In den folgenden Stunden stellt sich im Lisbethkollektiv dann ein gewisses Gefühl der Langweile ein. Während der eine diesem begegnet, indem er einfach sieben Mal hintereinander Duschen geht, versuchen sich andere im gemeinsamen Lesen eines lustigen Rollenspiels oder mehr oder weniger erfolgreichen Versuchen, um die Gunst der schönen Prinzessin Lena Meyer Landrut zu buhlen. An dieser Stelle gilt besonderer Dank der mysteriösen Band, welche uns das noch viel mysteriösere Wurf-Sack-Spiel zur Verfügung gestellt hat.
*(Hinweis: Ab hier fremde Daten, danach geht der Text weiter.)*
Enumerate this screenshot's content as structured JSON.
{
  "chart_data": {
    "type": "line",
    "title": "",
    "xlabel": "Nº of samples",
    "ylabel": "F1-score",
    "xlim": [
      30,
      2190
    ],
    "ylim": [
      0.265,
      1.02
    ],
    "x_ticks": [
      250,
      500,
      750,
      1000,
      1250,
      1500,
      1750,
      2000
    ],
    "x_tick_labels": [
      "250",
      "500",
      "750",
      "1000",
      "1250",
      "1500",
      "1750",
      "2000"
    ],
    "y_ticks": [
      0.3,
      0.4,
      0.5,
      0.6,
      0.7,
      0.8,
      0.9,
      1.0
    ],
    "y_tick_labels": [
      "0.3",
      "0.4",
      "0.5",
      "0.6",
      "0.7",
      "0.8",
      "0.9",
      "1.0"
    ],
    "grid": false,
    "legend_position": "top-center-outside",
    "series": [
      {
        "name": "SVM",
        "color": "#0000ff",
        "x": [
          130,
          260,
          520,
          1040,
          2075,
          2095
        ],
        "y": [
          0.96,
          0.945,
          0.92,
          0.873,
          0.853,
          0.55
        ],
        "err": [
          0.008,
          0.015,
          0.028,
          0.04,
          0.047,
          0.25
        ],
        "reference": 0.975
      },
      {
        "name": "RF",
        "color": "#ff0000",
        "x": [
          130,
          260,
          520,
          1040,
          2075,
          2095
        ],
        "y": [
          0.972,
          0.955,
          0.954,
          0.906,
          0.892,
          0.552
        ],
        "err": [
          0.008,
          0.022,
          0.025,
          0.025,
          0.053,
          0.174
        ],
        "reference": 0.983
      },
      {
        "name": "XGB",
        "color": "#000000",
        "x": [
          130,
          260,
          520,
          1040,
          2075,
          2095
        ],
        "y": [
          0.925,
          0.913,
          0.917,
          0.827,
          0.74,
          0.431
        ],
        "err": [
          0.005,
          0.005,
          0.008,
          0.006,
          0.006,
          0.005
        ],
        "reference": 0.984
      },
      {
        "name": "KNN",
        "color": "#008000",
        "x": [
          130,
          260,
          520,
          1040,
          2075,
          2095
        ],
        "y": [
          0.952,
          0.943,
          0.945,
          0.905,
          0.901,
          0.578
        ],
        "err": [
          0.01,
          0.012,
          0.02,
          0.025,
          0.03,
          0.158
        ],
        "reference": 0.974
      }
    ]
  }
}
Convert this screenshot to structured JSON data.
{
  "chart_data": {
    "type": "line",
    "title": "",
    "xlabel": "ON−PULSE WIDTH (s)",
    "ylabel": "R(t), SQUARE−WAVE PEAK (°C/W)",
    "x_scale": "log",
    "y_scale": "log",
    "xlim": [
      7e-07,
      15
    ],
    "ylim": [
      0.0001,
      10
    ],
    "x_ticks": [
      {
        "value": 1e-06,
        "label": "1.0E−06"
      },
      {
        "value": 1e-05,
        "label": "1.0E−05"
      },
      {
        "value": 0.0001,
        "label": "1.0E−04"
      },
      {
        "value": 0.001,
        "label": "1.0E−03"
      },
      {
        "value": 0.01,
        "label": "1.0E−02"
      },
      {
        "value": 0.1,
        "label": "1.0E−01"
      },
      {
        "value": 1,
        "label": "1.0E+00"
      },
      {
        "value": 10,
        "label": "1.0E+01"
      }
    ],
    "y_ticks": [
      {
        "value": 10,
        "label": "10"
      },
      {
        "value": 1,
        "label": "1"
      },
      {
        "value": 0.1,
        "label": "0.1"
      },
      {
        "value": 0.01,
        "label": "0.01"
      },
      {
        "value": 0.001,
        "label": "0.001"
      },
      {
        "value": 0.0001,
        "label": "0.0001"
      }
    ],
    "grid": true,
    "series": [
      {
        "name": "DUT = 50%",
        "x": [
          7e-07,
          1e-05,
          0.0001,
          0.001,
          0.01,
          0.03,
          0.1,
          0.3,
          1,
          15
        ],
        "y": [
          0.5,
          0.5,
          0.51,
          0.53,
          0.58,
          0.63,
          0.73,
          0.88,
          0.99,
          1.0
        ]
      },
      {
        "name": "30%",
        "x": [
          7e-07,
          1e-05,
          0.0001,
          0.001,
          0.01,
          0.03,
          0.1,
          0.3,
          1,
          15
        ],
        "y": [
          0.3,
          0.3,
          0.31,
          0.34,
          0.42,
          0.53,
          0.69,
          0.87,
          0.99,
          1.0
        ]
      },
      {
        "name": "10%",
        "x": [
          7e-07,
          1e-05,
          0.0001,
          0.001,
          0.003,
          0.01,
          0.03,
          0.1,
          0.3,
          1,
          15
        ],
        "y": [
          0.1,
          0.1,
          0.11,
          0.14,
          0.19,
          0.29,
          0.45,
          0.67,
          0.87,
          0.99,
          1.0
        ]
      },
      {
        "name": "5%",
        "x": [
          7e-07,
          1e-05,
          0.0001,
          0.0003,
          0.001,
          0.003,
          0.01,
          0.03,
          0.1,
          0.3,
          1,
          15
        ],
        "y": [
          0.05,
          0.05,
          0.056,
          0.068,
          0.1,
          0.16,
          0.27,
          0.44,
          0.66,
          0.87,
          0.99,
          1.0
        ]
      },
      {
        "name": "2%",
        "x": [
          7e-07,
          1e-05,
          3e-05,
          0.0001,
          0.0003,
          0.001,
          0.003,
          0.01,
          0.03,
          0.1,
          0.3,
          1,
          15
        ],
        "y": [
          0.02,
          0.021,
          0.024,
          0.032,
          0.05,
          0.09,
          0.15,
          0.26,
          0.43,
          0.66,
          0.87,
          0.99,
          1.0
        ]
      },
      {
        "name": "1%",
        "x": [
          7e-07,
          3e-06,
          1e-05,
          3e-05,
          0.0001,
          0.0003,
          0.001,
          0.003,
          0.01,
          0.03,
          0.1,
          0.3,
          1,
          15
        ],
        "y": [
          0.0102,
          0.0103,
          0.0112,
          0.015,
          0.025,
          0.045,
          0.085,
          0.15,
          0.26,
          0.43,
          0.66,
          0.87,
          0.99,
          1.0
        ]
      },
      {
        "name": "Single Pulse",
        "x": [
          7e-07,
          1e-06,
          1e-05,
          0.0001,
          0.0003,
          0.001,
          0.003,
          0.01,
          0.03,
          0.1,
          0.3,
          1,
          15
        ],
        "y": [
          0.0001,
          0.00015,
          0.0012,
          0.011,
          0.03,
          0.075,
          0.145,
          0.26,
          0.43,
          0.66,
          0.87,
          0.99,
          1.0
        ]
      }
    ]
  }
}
Ein weiterer Dank geht an die unmysteriöse, dafür aber umso solidere Weinbar – nur durch euer Zusammenspiel waren sportliche Höchstleistungen und der Sieg gegen die Langeweile möglich, allein hätten wir diese Herausforderung nicht meistern können.
Pünktlich zum Prime-Time-Konzert haben sich dann vor der Bühne zwischen 14 und 100.000 feierwütige Highfielder und Highfielderinnen versammelt, welche anscheinend schon seit einigen Stunden kräftig den Jibbet passen, es entsteht jedenfalls eine Stimmung wie die, als Frodo in seinem Bett aufwacht, Gandalf und die ganze Hobbitbande zur Kissenschlacht auftauchen und von allen gleichzeitig das Teil zu kicken beginnt.
Pünktlich zu Doziboy ihm sein Geburtstag ist die Stimmung dann auf dem Gipfel wie ein gottverdammter Bergsteigerdude, Tonmannn Javier sorgt für den passenden Surroundsound und nach einem kurzen Abstecher zur Jan-Delay-covert-jeden-Song-Show geht es für unsere fünf Knuddelbärchen inklusive Entourage ins wohlverdiente Bettchen.